The crash occurred on November 24, though Jacob didn’t publish the video to his channel until December 23. During a flight from Santa Barbara’s Lompoc City Airport to Mammoth Lakes, Jacob’s Taylorcraft BL64 monoplane supposedly lost power, leading Jacob to dip the aircraft downward and jump with a parachute conveniently strapped to his back. But a vast number of people who have viewed and analyzed the video (plus Jacob’s prior behavior) think this isn’t what actually happened.
In the spirit of every average internet user who thinks themselves a career investigator when a new scandal emerges, let’s look at the facts.
Jacob is said to have been heading to Mammoth to snowboard and paraglide. Toward the beginning of his video (which I’m reluctant to link here as it would only amass more views), Jacob indicates that he’s also planning to spread the ashes of his late friend during the flight. To those who believe Jacob’s plane crash was a true accident, this appears to be motive enough for the voyage.
But as Jacob glides above the hills of Los Padres National Forest, the propeller at the front of the plane stops, and the craft itself takes a couple small dips. After a few minutes of flapping the door open and shut (and not performing any attempt at an emergency radio call or an engine restart, as some pilots have pointed out) Jacob decides to abandon ship. Jacob is sure to include multiple angles of his jump in his YouTube video.
How were these angles captured, you ask? Jacob had cameras attached to various parts of the plane’s exterior—one seemingly premeditated “clue” that isn’t quite as suspect as it sounds. Plenty of pilots strap cameras to the exterior of their small aircraft in pursuit of awe-inspiring footage, much like flying a drone. But awe-inspiring footage is Jacob’s forte; his whole YouTube channel revolves around gasp-worthy videos of him skateboarding across the United States or going to prison for train-hopping, which he’s also captured and shared online.

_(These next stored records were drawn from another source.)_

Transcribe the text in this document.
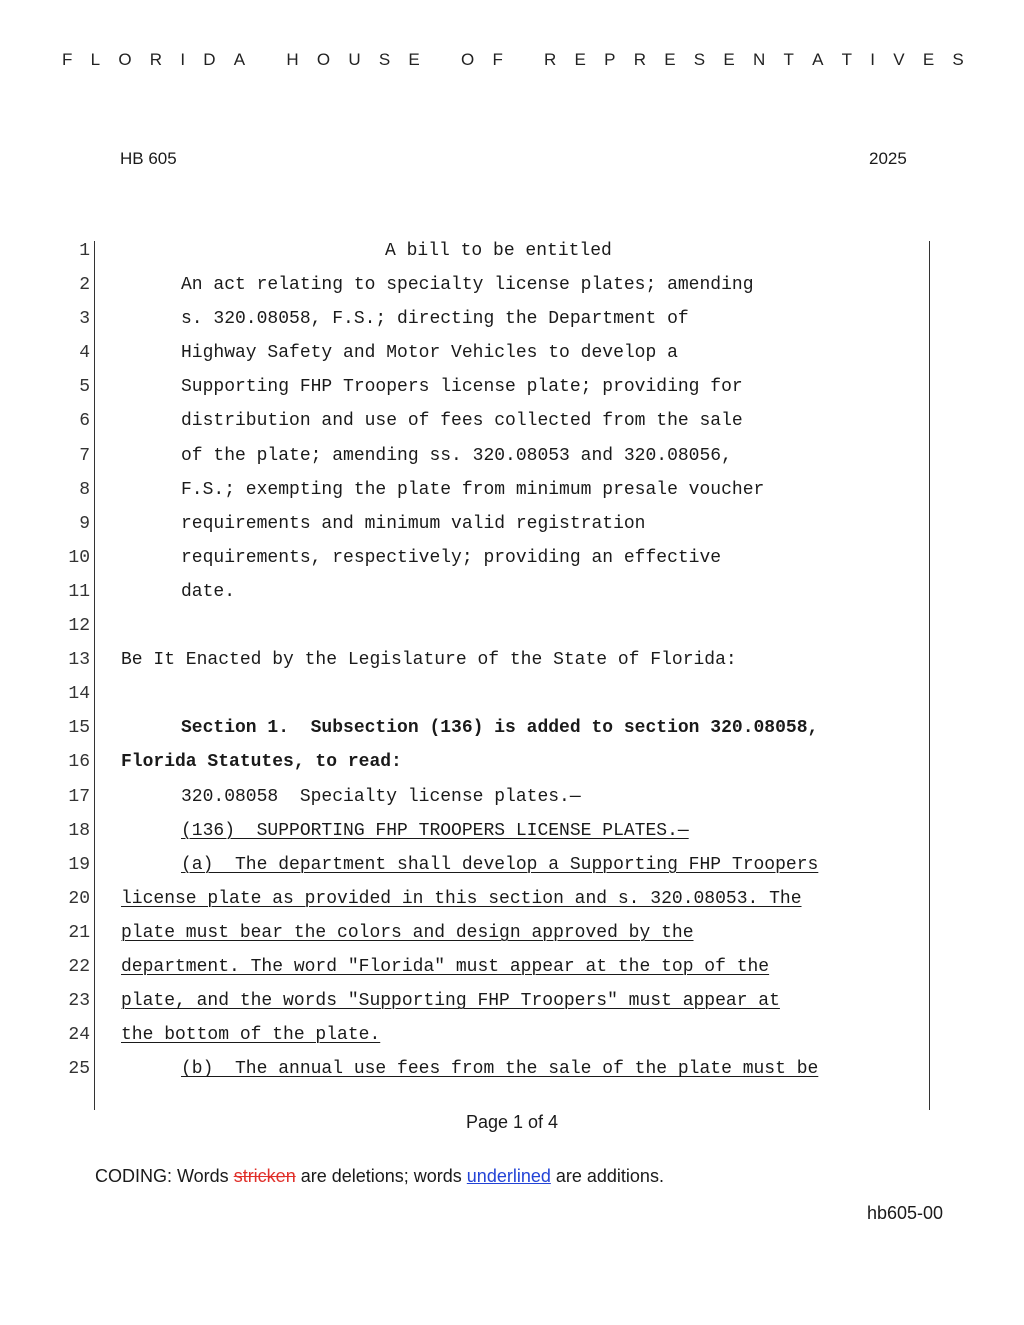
F L O R I D A
H O U S E
O F
R E P R E S E N T A T I V E S
HB 605	2025
1	A bill to be entitled
2	An act relating to specialty license plates; amending
3	s. 320.08058, F.S.; directing the Department of
4	Highway Safety and Motor Vehicles to develop a
5	Supporting FHP Troopers license plate; providing for
6	distribution and use of fees collected from the sale
7	of the plate; amending ss. 320.08053 and 320.08056,
8	F.S.; exempting the plate from minimum presale voucher
9	requirements and minimum valid registration
10	requirements, respectively; providing an effective
11	date.
12
13 Be It Enacted by the Legislature of the State of Florida:
14
15	Section 1.  Subsection (136) is added to section 320.08058,
16 Florida Statutes, to read:
17	320.08058  Specialty license plates.—
18	(136)  SUPPORTING FHP TROOPERS LICENSE PLATES.—
19	(a)  The department shall develop a Supporting FHP Troopers
20 license plate as provided in this section and s. 320.08053. The
21 plate must bear the colors and design approved by the
22 department. The word "Florida" must appear at the top of the
23 plate, and the words "Supporting FHP Troopers" must appear at
24 the bottom of the plate.
25	(b)  The annual use fees from the sale of the plate must be
Page 1 of 4
CODING: Words stricken are deletions; words underlined are additions.
hb605-00
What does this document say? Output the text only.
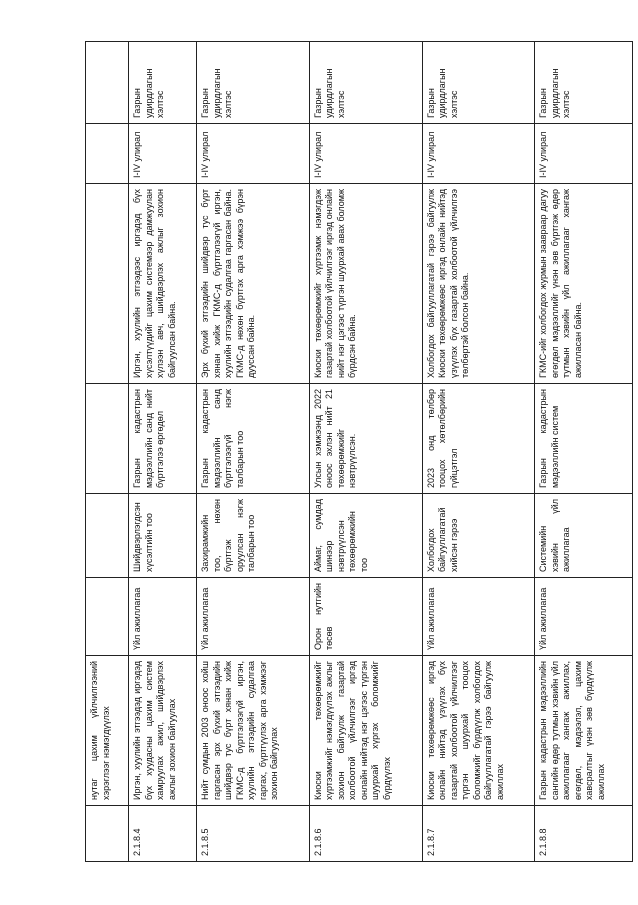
	нутаг цахим үйлчилгээний хэрэглээг нэмэгдүүлэх						
2.1.8.4	Иргэн, хуулийн этгээдэд иргэдэд бүх хуудасны цахим систем хамруулах ажил, шийдвэрлэх ажлыг зохион байгуулах	Үйл ажиллагаа	Шийдвэрлэгдсэн хүсэлтийн тоо	Газрын кадастрын мэдээллийн санд нийт бүртгэлээ өргөдөл	Иргэн, хуулийн этгээдээс иргэдэд бүх хүсэлтүүдийг цахим системээр дамжуулан хүлээн авч, шийдвэрлэх ажлыг зохион байгуулсан байна.	I-IV улирал	Газрын удирдлагын хэлтэс
2.1.8.5	Нийт сумдын 2003 оноос хойш гаргасан эрх бүхий этгээдийн шийдвэр тус бүрт хянан хийж ГКМС-д бүртгэлээгүй иргэн, хуулийн этгээдийн судалгаа гаргах, бүртгүүлэх арга хэмжээг зохион байгуулах	Үйл ажиллагаа	Захирамжийн тоо, нөхөн бүртгэж оруулсан нэгж талбарын тоо	Газрын кадастрын мэдээллийн санд бүртгэлээгүй нэгж талбарын тоо	Эрх бүхий этгээдийн шийдвэр тус бүрт хянан хийж ГКМС-д бүртгэлээгүй иргэн, хуулийн этгээдийн судалгаа гаргасан байна. ГКМС-д нөхөн бүртгэх арга хэмжээ бүрэн дууссан байна.	I-IV улирал	Газрын удирдлагын хэлтэс
2.1.8.6	Киоски төхөөрөмжийг хүртээмжийг нэмэгдүүлэх ажлыг зохион байгуулж газартай холбоотой үйлчилгээг иргэд онлайн нийтэд нэг цэгээс түргэн шуурхай хүргэх боломжийг бүрдүүлэх	Орон нутгийн төсөв	Аймаг, сумдад шинээр нэвтрүүлсэн төхөөрөмжийн тоо	Улсын хэмжээнд 2022 оноос эхлэн нийт 21 төхөөрөмжийг нэвтрүүлсэн.	Киоски төхөөрөмжийг хүртээмж нэмэгдэж газартай холбоотой үйлчилгээг иргэд онлайн нийт нэг цэгээс түргэн шуурхай авах боломж бүрдсэн байна.	I-IV улирал	Газрын удирдлагын хэлтэс
2.1.8.7	Киоски төхөөрөмжөөс иргэд онлайн нийтэд үзүүлэх бүх газартай холбоотой үйлчилгээг түргэн шуурхай тооцох боломжийг бүрдүүлж холбогдох байгууллагатай гэрээ байгуулж ажиллах	Үйл ажиллагаа	Холбогдох байгууллагатай хийсэн гэрээ	2023 онд төлбөр тооцох хөтөлбөрийн гүйцэтгэл	Холбогдох байгууллагатай гэрээ байгуулж Киоски төхөөрөмжөөс иргэд онлайн нийтэд үзүүлэх бүх газартай холбоотой үйлчилгээ төлбөртэй болсон байна.	I-IV улирал	Газрын удирдлагын хэлтэс
2.1.8.8	Газрын кадастрын мэдээллийн сангийн өдөр тутмын хэвийн үйл ажиллагааг хангаж ажиллах, өгөгдөл, мэдээлэл, цахим хавсралтыг үнэн зөв бүрдүүлж ажиллах	Үйл ажиллагаа	Системийн хэвийн үйл ажиллагаа	Газрын кадастрын мэдээллийн систем	ГКМС-ийг холбогдох журмын заавраар дагуу өгөгдөл мэдээллийг үнэн зөв бүртгэж өдөр тутмын хэвийн үйл ажиллагааг хангаж ажилласан байна.	I-IV улирал	Газрын удирдлагын хэлтэс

Once he’s on the ground, Jacob immediately heads toward his aircraft, perhaps to retrieve the cameras containing his next YouTube hit. By now Jacob has already shown that he’s bleeding in multiple places and lacks both cell service and drinking water; nevertheless he persists toward his plane. Jacob remains committed to filming his journey through dirt and dry bushes until he reaches a creek, shortly after which he sees a pair of headlights. At the end of the video, Jacob credits the farmers driving the car with saving his life.
Of course, none of this could have happened without the Taylorcraft BL64 itself, which Jacob purchased only a month prior to the crash. Sources say Jacob told the seller he was planning on doing “something special” with the plane; whether Jacob was referring to spreading his friend’s ashes or devising a crash, no one knows.
Luckily that isn’t the internet’s job to find out, either. The Federal Aviation Administration (FAA) and the National Transportation Safety Board (NTSB) are currently investigating the crash. Regardless of whether Jacob’s viewers believe his video was “cringey” or otherwise in bad taste, the FAA and NTSB are tasked with determining whether Jacob violated any flight rules or regulations. The agencies’ verdict could take more than a year to develop, though; in the meantime, it’s another big web debate.